Open spaces are thoroughly destructive to productivity in creative industries. This isn't an opinion or anything, it's a factual conclusion that arises naturally from several long-established observations about work:
- Creative work isn't done consistently over time; it's done in peaks and valleys, with periods of apparent slacking interrupted by periods of high productivity
- Periods of high productivity have a high refractory index from interruption -- someone might be able to get a ton of work done in a two-hour block "in the zone" but take a half hour to get back in after one five-minute conversational distraction.
- Employees work better when focused on their own individual deliverables and less well when focused on the relative performance of other people around them, and open plans encourage the latter.
- The benefits of random conversation and information exchange between employees arise primarily at first points of contact -- i.e. when two employees start a conversation about what one of them is working on.

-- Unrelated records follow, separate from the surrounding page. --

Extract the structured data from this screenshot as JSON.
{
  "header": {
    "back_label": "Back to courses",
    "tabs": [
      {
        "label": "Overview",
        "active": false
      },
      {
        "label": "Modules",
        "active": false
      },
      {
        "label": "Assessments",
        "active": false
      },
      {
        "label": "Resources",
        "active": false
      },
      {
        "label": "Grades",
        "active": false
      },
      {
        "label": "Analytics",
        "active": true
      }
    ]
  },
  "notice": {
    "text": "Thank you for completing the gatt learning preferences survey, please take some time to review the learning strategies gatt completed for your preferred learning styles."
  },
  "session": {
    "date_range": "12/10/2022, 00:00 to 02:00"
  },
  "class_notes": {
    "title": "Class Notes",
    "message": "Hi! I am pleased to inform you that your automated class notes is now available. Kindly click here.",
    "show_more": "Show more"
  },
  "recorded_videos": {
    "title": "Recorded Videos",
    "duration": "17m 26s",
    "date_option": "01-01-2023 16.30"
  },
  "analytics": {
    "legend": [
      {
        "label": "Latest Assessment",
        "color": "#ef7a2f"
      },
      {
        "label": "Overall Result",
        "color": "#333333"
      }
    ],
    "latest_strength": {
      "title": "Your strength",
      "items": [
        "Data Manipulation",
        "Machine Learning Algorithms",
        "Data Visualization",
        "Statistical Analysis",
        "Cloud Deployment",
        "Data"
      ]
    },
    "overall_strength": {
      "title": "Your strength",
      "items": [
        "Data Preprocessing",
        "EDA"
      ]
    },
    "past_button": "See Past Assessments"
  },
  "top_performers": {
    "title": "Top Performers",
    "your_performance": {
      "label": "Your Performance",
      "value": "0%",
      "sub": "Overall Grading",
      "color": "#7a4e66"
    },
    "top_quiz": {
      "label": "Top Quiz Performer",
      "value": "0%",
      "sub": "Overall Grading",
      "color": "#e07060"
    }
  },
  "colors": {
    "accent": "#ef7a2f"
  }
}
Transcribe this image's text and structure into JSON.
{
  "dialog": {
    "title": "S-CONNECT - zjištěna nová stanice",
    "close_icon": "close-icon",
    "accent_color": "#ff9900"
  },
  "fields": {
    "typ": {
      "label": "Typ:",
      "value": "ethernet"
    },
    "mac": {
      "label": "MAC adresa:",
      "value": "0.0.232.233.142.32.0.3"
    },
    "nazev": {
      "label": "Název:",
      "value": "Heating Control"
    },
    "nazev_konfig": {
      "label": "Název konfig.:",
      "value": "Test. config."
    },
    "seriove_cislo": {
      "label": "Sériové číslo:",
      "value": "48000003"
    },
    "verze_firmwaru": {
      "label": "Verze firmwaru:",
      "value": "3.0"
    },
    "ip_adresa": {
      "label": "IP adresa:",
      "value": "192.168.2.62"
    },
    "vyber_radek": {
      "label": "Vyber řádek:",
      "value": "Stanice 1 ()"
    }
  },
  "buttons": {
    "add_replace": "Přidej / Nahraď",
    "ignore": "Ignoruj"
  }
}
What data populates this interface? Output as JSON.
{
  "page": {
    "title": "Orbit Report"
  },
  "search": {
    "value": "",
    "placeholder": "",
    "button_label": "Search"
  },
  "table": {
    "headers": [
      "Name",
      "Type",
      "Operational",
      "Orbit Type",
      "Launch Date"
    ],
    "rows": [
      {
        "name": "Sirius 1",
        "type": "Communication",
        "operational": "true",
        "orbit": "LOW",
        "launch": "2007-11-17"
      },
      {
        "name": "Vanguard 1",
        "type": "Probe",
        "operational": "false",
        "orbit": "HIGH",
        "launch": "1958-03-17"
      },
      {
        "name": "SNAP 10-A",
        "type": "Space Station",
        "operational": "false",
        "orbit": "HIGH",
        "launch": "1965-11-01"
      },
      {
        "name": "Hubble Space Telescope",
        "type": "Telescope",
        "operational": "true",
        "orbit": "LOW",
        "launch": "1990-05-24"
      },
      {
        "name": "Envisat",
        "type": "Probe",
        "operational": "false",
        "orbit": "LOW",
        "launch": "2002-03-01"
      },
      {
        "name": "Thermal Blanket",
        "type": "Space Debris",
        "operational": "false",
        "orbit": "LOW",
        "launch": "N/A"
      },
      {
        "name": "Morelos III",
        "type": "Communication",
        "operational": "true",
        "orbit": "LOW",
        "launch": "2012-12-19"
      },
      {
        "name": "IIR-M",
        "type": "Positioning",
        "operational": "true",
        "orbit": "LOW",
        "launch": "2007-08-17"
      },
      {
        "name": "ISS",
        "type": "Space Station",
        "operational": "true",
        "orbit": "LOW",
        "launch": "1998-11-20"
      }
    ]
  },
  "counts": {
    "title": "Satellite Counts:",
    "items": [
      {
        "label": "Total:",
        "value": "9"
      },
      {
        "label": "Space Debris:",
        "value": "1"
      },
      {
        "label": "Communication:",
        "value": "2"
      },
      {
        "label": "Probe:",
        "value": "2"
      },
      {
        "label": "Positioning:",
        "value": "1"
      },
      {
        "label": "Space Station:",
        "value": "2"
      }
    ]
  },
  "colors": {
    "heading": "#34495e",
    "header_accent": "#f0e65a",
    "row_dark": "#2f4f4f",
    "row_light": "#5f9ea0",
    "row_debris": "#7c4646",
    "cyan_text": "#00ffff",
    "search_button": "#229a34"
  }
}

You get these just fine when people run into each other in the hall or the breakroom, or get lunch together cross-department, while being in close proximity all day means you only get these at a few specific times.
This is putting aside all the narrower issues, like how unreasonable it is to expect everyone to be a constant aggressive extrovert just to work in an office. The floorplan thing is kind of like the crunch time issue: you can't trust people's subjective assessments of their own productivity, when these factors consistently tank productivity in objective measure.
Getting back to the bigger picture issue, you get this at a place like Valve due to a bit of a cargo cult mentality -- they see how startups can be successful in cramped quarters with flat organizational structures, and try to copy these at a company whose size demands very different strategies for success.
I'm developing medical software. And I actually got my own office room, thank you very much. You do not want me to make errors.
I'm developing medical software. And I actually got my own office room, thank you very much. You do not want me to make errors.
Nonsense.Stack ranking is, by definition, a comparison of employees against each other. It doesn't imply anything else. All it implies is "how does A compare against B". If Microsoft wants to derive a bell curve out of that, that's an extension of their implementation. It doesn't even imply a fully linear order. What if A > B and C > D, but there's no data point comparing B and C? Who knows.
The point is, "stack ranking" doesn't imply someone is looking at the results and punishing the people at the bottom.
Suppose you've got some guy who is, say, level 6 (whatever that means). He wants to get promoted to level 7. Everybody loves the guy, he does great work. If his stack ranking puts him higher than some level 7s, that doesn't mean the level 7s should be punished for underperforming. Maybe it means this guy is overperforming and deserves a promotion.
The point is, the stack ranking result doesn't need to be looked at in isolation. It can be part of a much larger context of an employee's performance characteristics and interpreted accordingly.